The issue here is that this comparison would not only relativize and diminish the impact of the Nazi regime/the Nazi times but it also weirdly does the same to climate change. Neubauer calls it “Klimaleugnen 2.0” (denying climate change v2.0). The climate chancellor should obviously know that if you don’t explain what you said, people will take it the wrong way. He didn’t specify what he explained so he must have known that it comes across like that, especially when he references “black-clothed individuals menacingly standing in the back rows”. What’s more, is that he not only makes this comparison (kind of shocking the other older woman standing with him on that panel) but he further digs his own grave by talking shit about the only people that wanted to talk about climate change. He says that they’re “acting” and that they don’t want to talk and that they’re manipulating events for their own personal gains. Apparently, wanting a future where you can breathe air and where you don’t get extreme climate catastrophes is something very personal and/or an ideology, and to want to talk about that is appalling. How dare you? How dare you care about something that doesn’t affect most people that voted for Scholz.

Neubauer mentions how most of the people in my generation are concerned or scared about climate change. We’ll have to live with the consequences after all. If we have kids, those kids will live in a fucked world. Meanwhile, most of the older generations (52+) don’t care and essentially voted for Scholz because they always would have voted for Scholz. Their parents did so, so they do, too.

It’s ironic to see someone acting as if climate activists don’t want discourse when that’s all they did for the last few years. It’s appalling to see a politician like that go for yet another scandal with Scholz essentially not admitting to it but rather having one of his PR team say that “he didn’t mean it like that”. When asked what Scholz meant by it, the PR person didn’t know an answer.

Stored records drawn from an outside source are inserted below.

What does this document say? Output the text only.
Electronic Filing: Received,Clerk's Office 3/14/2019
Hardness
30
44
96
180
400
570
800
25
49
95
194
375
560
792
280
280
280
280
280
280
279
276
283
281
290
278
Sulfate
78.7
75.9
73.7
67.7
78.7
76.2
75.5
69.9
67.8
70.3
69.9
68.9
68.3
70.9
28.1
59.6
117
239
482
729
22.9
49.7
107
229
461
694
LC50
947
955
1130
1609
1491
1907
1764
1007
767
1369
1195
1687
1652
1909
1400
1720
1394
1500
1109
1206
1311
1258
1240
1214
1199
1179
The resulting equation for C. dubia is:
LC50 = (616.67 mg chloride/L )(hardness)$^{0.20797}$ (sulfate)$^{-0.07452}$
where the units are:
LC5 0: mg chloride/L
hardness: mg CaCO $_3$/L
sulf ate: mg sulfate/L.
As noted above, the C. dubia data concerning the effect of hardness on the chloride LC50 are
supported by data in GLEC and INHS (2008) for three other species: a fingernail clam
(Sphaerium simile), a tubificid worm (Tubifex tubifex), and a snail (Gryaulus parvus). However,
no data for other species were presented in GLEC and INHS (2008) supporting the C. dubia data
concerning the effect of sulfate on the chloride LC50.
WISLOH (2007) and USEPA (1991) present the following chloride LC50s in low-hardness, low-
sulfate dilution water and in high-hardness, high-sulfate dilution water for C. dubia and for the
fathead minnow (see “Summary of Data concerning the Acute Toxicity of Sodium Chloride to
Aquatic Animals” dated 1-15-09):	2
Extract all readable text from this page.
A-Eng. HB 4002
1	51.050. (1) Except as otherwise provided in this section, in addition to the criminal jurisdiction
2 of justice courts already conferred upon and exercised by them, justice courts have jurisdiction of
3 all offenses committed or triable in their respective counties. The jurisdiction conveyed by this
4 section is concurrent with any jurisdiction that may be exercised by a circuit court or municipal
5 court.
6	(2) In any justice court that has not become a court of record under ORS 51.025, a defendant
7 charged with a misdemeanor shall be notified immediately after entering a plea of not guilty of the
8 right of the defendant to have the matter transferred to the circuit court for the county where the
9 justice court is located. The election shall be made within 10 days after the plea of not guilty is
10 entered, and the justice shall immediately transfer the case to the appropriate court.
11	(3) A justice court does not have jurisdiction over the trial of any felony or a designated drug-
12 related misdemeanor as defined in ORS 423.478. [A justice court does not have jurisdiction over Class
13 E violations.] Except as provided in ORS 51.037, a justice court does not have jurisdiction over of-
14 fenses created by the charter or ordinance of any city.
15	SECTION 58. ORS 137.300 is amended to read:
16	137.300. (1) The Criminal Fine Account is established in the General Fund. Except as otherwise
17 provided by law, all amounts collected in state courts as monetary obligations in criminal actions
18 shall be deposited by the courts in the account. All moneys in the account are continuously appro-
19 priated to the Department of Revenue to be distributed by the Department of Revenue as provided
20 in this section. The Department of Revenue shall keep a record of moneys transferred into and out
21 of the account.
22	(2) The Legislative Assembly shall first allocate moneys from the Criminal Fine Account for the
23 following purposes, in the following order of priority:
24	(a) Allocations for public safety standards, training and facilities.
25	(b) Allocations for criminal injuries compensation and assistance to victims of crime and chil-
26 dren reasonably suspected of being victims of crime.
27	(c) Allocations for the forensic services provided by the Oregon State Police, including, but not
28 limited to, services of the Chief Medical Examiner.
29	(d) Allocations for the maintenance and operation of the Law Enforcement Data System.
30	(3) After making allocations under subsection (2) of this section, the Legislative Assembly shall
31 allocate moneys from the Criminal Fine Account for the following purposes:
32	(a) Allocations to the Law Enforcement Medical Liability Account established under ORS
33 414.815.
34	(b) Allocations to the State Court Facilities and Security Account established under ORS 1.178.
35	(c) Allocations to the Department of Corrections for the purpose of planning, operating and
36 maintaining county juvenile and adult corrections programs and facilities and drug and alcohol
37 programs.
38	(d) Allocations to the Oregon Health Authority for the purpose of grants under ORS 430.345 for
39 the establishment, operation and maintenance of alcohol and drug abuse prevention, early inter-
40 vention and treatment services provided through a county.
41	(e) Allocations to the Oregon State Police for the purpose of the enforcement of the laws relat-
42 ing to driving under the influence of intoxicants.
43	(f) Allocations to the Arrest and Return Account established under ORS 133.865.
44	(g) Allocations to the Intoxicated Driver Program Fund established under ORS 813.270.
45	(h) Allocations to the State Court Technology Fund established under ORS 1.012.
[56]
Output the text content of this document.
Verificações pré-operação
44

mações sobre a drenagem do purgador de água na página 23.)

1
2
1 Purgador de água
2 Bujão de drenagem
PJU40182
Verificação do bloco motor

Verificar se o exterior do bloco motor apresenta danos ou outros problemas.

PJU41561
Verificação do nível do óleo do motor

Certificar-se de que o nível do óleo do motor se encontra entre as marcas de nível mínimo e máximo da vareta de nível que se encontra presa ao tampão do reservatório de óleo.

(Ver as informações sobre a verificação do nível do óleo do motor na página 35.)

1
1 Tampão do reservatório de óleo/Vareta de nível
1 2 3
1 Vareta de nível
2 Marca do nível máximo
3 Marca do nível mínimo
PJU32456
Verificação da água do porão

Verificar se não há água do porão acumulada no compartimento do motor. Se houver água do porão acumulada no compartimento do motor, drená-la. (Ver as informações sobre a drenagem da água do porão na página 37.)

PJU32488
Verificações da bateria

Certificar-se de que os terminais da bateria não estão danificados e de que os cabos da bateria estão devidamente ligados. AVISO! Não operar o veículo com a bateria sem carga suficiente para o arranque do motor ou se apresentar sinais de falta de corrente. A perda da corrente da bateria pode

At last, international politics:

What’s more, is that this is just one of many scandals that Scholz was a part of. As Roger from ContainsModeratePeril says: “A politician’s relationship with the truth is often a strained one. However, the role of Prime Minister requires that basic standards are adhered to.” This was from his article on “PartyGate” and in reference to Johnson openly lying after getting fined for having a party after deciding that you get fined for having a party. I’d highly recommend reading his post as Roger is not only one of my favourite bloggers but he also explains the situation incredibly well without requiring you to know any prior knowledge of the situation – and I love his commentary on it all. Either way, Scholz is practically our prime minister. He’s representing our country and it’s not about his lies or his PR team’s lies and ommissions but rather about his relationship to the truth and promises. He promised he’d do something about climate change and he’s part of multiple climate change agreements. Germany, however, is currently breaking a lot of them in regards to climate change which politically speaking shouldn’t be optimal internationally. As Roger said, how do you trust someone who’s involved in such a scandal – Johnson got fined for a law he passed and Scholz keeps “forgetting” about Wirecard meetings and the money he got out of it, *cough cough*. Should someone who constantly “forgets” about something so important really be our representative? Germany is supposed to deliver weapons to Ukraine but their weapons are late. At the same time, Germany is still paying for Putin’s total war against Ukraine by still proceeding to buy coal, gas and oil from Russia even when we’re supposed to stop using fossil fuels. Can we trust someone like that with representing our country? And what does the green party say to this extra scandal? Why are they quiet about it? What do we have to do to get people to take something as important as our future seriously?